Fire of an electric meter on a support: who is to blame, who pays for the replacement

The question is answered: Alexander Myasoedov
Hello! Questions number:

1 - how much do you have two counters?

2 - why on a support 40A, and in the house there are only 16?

Ask electricians how a 40A machine could have worked before a 16A machine?

Most likely the machine on the support had bad contact and it was warming up, so the counter? did I understand correctly? With poor contact, this often happens, especially since your branch is most likely made with a SIP wire. It is aluminum. Aluminum metal is fluid - the contact is weakened.

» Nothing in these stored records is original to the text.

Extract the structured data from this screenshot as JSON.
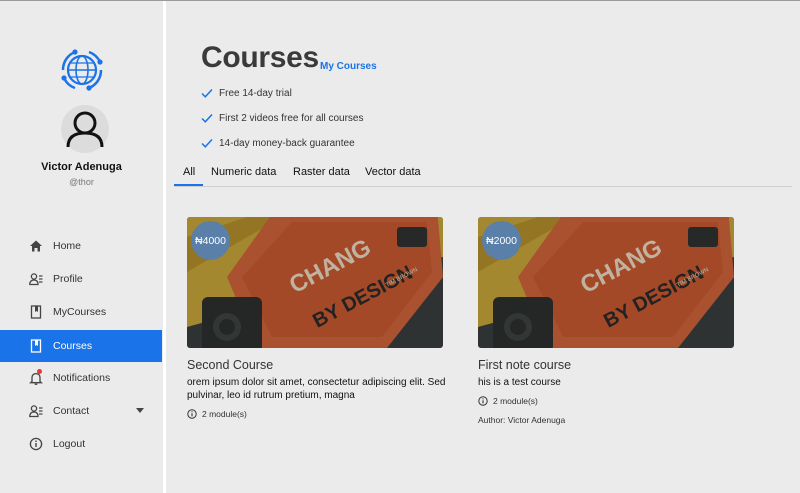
{
  "user": {
    "name": "Victor Adenuga",
    "handle": "@thor"
  },
  "sidebar": {
    "items": [
      {
        "label": "Home",
        "icon": "home-icon"
      },
      {
        "label": "Profile",
        "icon": "profile-icon"
      },
      {
        "label": "MyCourses",
        "icon": "book-icon"
      },
      {
        "label": "Courses",
        "icon": "book-icon",
        "active": true
      },
      {
        "label": "Notifications",
        "icon": "bell-icon"
      },
      {
        "label": "Contact",
        "icon": "contact-icon"
      },
      {
        "label": "Logout",
        "icon": "info-icon"
      }
    ]
  },
  "header": {
    "title": "Courses",
    "subtitle": "My Courses",
    "features": [
      "Free 14-day trial",
      "First 2 videos free for all courses",
      "14-day money-back guarantee"
    ]
  },
  "tabs": [
    {
      "label": "All",
      "active": true
    },
    {
      "label": "Numeric data"
    },
    {
      "label": "Raster data"
    },
    {
      "label": "Vector data"
    }
  ],
  "courses": [
    {
      "price": "₦4000",
      "title": "Second Course",
      "description": "orem ipsum dolor sit amet, consectetur adipiscing elit. Sed pulvinar, leo id rutrum pretium, magna",
      "modules": "2 module(s)",
      "author": ""
    },
    {
      "price": "₦2000",
      "title": "First note course",
      "description": "his is a test course",
      "modules": "2 module(s)",
      "author": "Author: Victor Adenuga"
    }
  ],
  "colors": {
    "accent": "#1a73e8",
    "price_badge": "#5a7fa8",
    "notification_dot": "#e53935"
  }
}
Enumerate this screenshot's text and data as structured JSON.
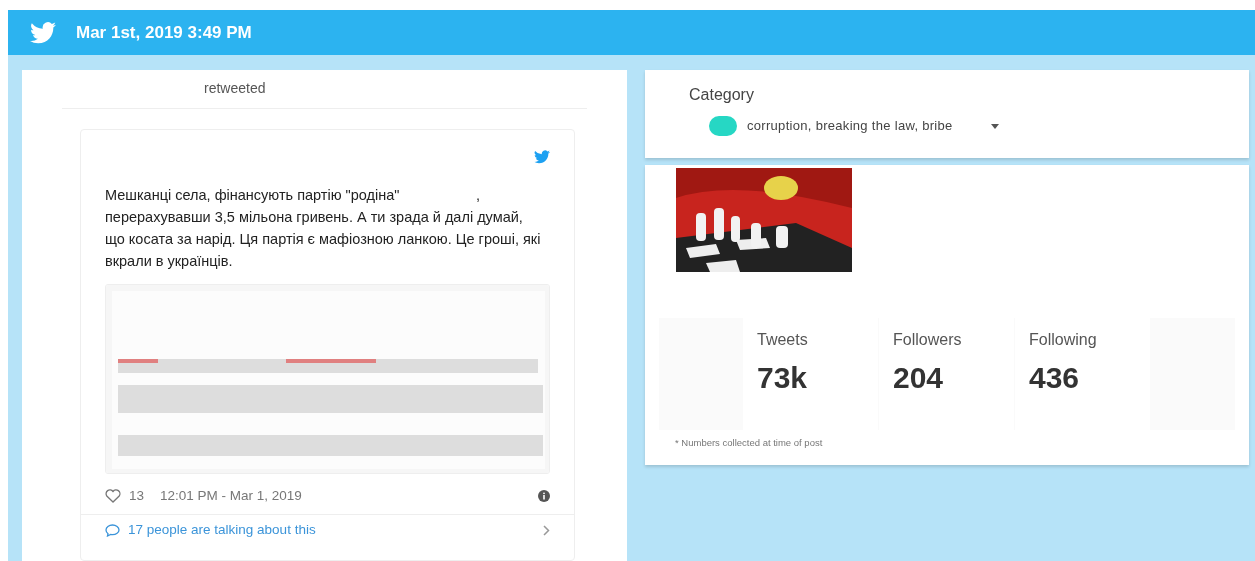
{
  "header": {
    "timestamp": "Mar 1st, 2019 3:49 PM"
  },
  "retweet": {
    "label": "retweeted"
  },
  "tweet": {
    "text": "Мешканці села, фінансують партію \"родіна\"                   , перерахувавши 3,5 мільона гривень. А ти зрада й далі думай, що косата за нарід. Ця партія є мафіозною ланкою. Це гроші, які вкрали в українців.",
    "likes": "13",
    "time": "12:01 PM - Mar 1, 2019",
    "talking": "17 people are talking about this"
  },
  "category": {
    "label": "Category",
    "value": "corruption, breaking the law, bribe",
    "color": "#26d7c4"
  },
  "stats": [
    {
      "label": "Tweets",
      "value": "73k"
    },
    {
      "label": "Followers",
      "value": "204"
    },
    {
      "label": "Following",
      "value": "436"
    }
  ],
  "stats_note": "* Numbers collected at time of post"
}
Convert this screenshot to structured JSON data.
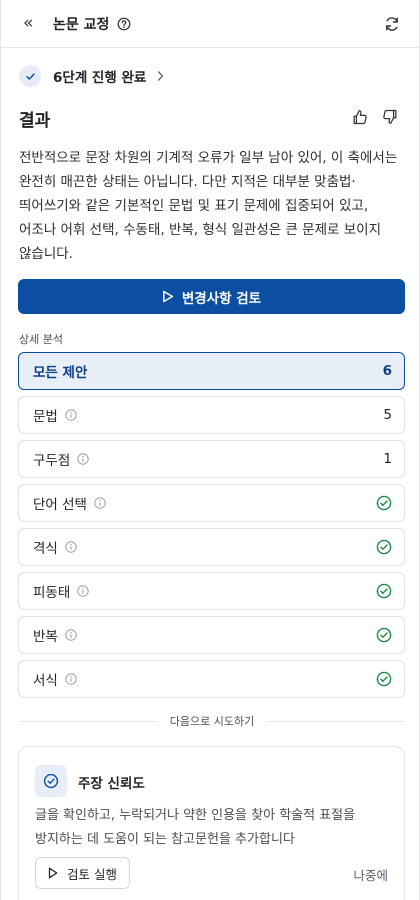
{
  "header": {
    "title": "논문 교정",
    "collapse_glyph": "«"
  },
  "step": {
    "label": "6단계 진행 완료"
  },
  "result": {
    "title": "결과",
    "body": "전반적으로 문장 차원의 기계적 오류가 일부 남아 있어, 이 축에서는 완전히 매끈한 상태는 아닙니다. 다만 지적은 대부분 맞춤법·띄어쓰기와 같은 기본적인 문법 및 표기 문제에 집중되어 있고, 어조나 어휘 선택, 수동태, 반복, 형식 일관성은 큰 문제로 보이지 않습니다."
  },
  "review_button": {
    "label": "변경사항 검토"
  },
  "analysis": {
    "section_label": "상세 분석",
    "categories": [
      {
        "name": "모든 제안",
        "count": "6",
        "active": true,
        "info": false
      },
      {
        "name": "문법",
        "count": "5",
        "info": true
      },
      {
        "name": "구두점",
        "count": "1",
        "info": true
      },
      {
        "name": "단어 선택",
        "count": null,
        "info": true
      },
      {
        "name": "격식",
        "count": null,
        "info": true
      },
      {
        "name": "피동태",
        "count": null,
        "info": true
      },
      {
        "name": "반복",
        "count": null,
        "info": true
      },
      {
        "name": "서식",
        "count": null,
        "info": true
      }
    ]
  },
  "next": {
    "divider_label": "다음으로 시도하기"
  },
  "card": {
    "title": "주장 신뢰도",
    "description": "글을 확인하고, 누락되거나 약한 인용을 찾아 학술적 표절을 방지하는 데 도움이 되는 참고문헌을 추가합니다",
    "run_label": "검토 실행",
    "later_label": "나중에"
  },
  "colors": {
    "primary": "#0b4ea2",
    "active_bg": "#e8eff9",
    "success": "#1f8a43",
    "border": "#dfe2e6"
  },
  "icons": {
    "collapse": "double-chevron-left-icon",
    "help": "question-circle-icon",
    "refresh": "refresh-icon",
    "step_check": "check-icon",
    "step_chevron": "chevron-right-icon",
    "thumbs_up": "thumbs-up-icon",
    "thumbs_down": "thumbs-down-icon",
    "play": "play-icon",
    "info": "info-circle-icon",
    "ok": "check-circle-icon",
    "card": "shield-check-icon"
  }
}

The second option - somewhere on the lead-in wire from the support to the house, the insulation was damaged and shorted from the water. But this is unlikely, then the machine should have worked up to the counter on the support.

In principle, there are no more options, and you write correctly, which would knock you out if you included something powerful. And in order to "light up" the meter, you had to load sooooo good. Well, many times more than your 16A machine will allow.

Here, even the youngest electrician, who does not cover his ass, will say that the fault of the networkers, the management company or who did you call there to fix the malfunction? It is my fault that I tightened it poorly, did not make an audit, did not inspect the equipment, etc.

To understand who should pay for its replacement, specify on whose balance sheet this "control meter" of yours, plus let them provide an agreement, technical specification or any other document where it is clearly spelled out. Otherwise, you can try to resort to legal proceedings.